Levi Strauss & Co. created the first blue jeans in 1873, back when the concept of sustainability didn’t exist. Now celebrating 141 years of its iconic 501 jeans, the brand continues to champion stylish, sustainable goodwill.
With just 15 percent of clothing and textiles being recycled in the US, Levi’s recently partnered with the Goodwill of San Francisco, San Mateo and Marin Counties and San Francisco State University’s apparel design students to upcycle the brand’s jeans that are used in the design review process. The initiative, which was launched in celebration of Earth Day, helped the Goodwill reduce waste in local landfills, and helped San Francisco on its journey to becoming a “zero waste” city by 2020.
The project was just the latest patch added to Levi’s worn in—and unwashed—pair of jeans.

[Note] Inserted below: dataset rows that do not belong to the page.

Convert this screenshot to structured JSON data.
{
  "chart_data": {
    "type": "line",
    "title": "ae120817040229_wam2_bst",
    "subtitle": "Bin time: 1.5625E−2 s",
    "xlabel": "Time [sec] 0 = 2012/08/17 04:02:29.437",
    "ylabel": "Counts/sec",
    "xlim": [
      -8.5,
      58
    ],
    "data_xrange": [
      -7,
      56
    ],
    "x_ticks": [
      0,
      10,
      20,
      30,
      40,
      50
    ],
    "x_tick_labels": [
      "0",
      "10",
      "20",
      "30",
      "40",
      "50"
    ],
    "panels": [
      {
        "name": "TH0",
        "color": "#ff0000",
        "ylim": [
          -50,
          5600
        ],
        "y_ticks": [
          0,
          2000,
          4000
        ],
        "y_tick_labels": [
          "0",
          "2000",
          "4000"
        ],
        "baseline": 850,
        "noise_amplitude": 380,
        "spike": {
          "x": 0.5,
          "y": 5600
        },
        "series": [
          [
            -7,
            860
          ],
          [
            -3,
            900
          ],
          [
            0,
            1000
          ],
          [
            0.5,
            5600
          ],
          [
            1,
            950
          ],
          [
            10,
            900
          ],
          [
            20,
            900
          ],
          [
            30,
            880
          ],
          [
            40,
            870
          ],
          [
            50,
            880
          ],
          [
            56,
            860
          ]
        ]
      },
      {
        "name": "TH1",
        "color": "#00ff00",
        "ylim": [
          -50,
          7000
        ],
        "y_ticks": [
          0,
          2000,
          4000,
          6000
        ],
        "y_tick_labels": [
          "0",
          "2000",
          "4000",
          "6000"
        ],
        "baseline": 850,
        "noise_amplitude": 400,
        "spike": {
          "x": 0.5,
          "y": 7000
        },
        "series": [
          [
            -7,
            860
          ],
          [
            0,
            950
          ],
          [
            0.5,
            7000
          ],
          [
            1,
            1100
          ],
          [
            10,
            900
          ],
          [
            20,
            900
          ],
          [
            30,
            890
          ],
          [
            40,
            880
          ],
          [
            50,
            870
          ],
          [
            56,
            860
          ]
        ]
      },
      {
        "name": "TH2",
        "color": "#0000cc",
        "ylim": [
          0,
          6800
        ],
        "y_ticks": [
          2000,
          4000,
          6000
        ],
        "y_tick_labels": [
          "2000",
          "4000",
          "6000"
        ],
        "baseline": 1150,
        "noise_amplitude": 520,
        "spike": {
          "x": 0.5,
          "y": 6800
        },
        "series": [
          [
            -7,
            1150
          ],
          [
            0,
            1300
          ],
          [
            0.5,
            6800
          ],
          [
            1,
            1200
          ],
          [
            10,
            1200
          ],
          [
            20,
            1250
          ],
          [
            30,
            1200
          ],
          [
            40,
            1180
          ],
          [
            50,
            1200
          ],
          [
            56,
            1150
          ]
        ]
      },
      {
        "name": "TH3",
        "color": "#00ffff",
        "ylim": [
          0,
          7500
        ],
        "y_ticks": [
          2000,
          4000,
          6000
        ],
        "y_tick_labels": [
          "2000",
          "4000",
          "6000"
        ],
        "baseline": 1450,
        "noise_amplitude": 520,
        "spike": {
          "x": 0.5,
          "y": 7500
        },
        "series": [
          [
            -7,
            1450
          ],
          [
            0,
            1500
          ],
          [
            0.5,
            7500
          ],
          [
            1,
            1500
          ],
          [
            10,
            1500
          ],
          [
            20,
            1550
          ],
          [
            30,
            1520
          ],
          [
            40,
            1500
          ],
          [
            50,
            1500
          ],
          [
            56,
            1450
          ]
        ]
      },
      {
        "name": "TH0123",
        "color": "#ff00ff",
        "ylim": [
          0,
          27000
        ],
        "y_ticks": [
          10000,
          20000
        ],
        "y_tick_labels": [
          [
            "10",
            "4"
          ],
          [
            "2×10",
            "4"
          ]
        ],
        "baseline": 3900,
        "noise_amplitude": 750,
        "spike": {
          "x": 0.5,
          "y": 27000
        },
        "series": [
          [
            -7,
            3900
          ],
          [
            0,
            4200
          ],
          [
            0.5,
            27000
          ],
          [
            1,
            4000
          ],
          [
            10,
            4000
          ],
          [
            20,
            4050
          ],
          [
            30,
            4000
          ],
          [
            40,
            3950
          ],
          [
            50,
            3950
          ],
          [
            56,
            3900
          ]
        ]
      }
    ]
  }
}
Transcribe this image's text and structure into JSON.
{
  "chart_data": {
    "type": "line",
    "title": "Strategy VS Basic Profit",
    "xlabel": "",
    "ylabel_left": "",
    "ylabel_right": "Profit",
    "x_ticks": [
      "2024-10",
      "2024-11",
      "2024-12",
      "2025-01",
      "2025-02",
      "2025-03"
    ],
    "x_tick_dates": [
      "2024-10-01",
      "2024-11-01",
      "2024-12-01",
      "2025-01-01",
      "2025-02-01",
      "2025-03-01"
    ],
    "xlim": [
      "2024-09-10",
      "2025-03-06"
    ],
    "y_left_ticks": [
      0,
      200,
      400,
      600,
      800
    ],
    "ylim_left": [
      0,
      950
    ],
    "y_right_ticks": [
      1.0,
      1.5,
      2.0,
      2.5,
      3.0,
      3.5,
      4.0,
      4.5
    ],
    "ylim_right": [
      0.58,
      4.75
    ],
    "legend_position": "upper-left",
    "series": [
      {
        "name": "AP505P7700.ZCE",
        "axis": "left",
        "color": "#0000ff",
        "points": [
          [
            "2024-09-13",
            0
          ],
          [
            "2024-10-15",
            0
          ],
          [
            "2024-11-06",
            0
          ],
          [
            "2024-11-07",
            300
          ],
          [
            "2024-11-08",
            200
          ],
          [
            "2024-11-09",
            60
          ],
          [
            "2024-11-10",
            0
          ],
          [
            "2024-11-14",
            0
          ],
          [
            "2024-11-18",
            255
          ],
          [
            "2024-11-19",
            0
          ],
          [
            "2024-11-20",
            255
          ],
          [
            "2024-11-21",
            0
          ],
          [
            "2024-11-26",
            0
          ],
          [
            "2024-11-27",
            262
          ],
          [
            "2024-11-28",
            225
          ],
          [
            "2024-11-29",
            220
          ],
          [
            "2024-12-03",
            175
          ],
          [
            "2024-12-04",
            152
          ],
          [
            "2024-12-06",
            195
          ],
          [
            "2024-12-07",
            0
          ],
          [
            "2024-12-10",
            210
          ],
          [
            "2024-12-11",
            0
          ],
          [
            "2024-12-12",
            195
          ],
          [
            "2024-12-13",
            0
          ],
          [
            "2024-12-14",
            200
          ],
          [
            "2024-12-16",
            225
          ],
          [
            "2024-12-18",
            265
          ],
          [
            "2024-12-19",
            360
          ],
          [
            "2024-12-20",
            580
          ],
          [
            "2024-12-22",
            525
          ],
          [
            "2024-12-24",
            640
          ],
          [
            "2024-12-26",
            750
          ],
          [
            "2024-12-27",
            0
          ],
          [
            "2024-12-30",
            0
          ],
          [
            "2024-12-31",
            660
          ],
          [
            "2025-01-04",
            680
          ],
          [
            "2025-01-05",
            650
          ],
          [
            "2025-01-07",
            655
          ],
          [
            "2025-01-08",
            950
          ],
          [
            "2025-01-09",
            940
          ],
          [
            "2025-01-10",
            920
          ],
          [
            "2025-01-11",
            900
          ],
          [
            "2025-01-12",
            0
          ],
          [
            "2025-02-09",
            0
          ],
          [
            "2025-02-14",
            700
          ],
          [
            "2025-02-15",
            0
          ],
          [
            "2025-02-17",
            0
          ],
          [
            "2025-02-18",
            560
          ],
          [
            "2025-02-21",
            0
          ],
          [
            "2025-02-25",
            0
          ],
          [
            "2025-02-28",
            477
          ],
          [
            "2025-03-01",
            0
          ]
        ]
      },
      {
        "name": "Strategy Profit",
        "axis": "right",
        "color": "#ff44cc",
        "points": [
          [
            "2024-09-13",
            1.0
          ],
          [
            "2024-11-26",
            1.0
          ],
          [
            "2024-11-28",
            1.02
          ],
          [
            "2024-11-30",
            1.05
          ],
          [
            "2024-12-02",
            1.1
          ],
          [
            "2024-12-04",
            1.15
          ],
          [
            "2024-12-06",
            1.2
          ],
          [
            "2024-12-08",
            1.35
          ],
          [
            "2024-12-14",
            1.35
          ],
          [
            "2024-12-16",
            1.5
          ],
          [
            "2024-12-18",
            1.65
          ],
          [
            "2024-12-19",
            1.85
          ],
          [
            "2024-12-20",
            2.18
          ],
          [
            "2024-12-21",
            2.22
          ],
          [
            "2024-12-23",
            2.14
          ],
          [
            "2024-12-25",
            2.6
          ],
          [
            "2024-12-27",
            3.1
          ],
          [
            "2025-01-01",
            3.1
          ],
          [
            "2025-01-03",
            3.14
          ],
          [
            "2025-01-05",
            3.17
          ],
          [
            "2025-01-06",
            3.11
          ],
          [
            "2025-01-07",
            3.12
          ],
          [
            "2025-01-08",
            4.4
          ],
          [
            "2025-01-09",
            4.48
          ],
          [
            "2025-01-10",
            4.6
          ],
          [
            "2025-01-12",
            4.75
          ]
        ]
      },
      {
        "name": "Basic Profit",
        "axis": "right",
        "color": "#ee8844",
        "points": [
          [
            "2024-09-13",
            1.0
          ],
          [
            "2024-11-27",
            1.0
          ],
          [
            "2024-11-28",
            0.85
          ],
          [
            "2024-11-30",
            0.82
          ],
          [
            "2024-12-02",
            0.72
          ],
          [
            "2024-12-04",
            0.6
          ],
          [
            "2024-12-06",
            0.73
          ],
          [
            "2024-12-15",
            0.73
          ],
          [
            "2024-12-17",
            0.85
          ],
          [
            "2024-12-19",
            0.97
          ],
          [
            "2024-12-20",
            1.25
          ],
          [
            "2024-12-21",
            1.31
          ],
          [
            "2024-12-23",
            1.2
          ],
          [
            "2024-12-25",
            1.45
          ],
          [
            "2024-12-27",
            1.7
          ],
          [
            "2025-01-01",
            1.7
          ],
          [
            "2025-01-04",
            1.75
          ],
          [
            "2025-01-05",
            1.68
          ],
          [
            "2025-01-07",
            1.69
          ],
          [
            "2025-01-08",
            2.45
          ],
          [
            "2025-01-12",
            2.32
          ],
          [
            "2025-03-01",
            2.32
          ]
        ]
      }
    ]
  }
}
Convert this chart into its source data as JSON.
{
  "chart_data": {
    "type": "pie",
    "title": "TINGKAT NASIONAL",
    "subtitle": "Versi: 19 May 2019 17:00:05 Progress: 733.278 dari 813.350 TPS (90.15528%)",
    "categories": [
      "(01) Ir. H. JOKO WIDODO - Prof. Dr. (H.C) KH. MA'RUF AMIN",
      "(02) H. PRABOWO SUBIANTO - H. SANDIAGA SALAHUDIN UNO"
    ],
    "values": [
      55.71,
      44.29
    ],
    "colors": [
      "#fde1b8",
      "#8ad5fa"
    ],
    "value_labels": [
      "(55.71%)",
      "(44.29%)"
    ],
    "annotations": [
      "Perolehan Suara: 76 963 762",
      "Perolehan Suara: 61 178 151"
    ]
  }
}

Earlier this week, Levi Strauss CEO Chip Bergh unwittingly unleashed a Denimgate for the brand by encouraging the audience at the Fortune Brainstorm Green conference to stop washing their jeans, confessing (Anderson Cooper-style) that the pair he was wearing hadn’t seen a washer/dryer in the last year—a comment he’s now doubt regretting as it blew up on social and traditional media.[more]
If the thought of not washing your jeans for a year irritates your inner germaphobe, Levi’s has several lines of sustainable clothing that consumers can feel good about purchasing.
Levi Strauss launched its Waste<Less line last year as part of a commitment to leaving a net positive legacy. By re-using polyethylene terephthalate (PET) materials like brown beer bottles, green soda bottles, clear water bottles and black food trays, Levi’s is making fabrics with at least 20 percent waste, equal to an average of eight recycled bottles.
Add to that treatments in the denim-finishing process that reduce up to 96 percent of water required for some styles and Levi’s has produced more than 50 million Water<Less garments with a savings of around 154 million gallons of water.
In keeping with Levi’s sustainability ethos, Levi’s Stadium, the new home of the San Francisco 49ers, is the first newly constructed LEED Gold-certified NFL venue, making the stadium net-zero to the electric grid on gamedays.
“It’s a mandate for the area,” said 49ers team president Paraage Marathe. “Everywhere you go, up and down Silicon Valley and the Bay Area, you’ll see there’s a commitment to the environment. We either have no stadium, or we have a stadium the way it is currently constructed, one that is environmentally conscious. We’re in a position to be leaders and be advocating for the mission that’s important to a lot of teams and the league.”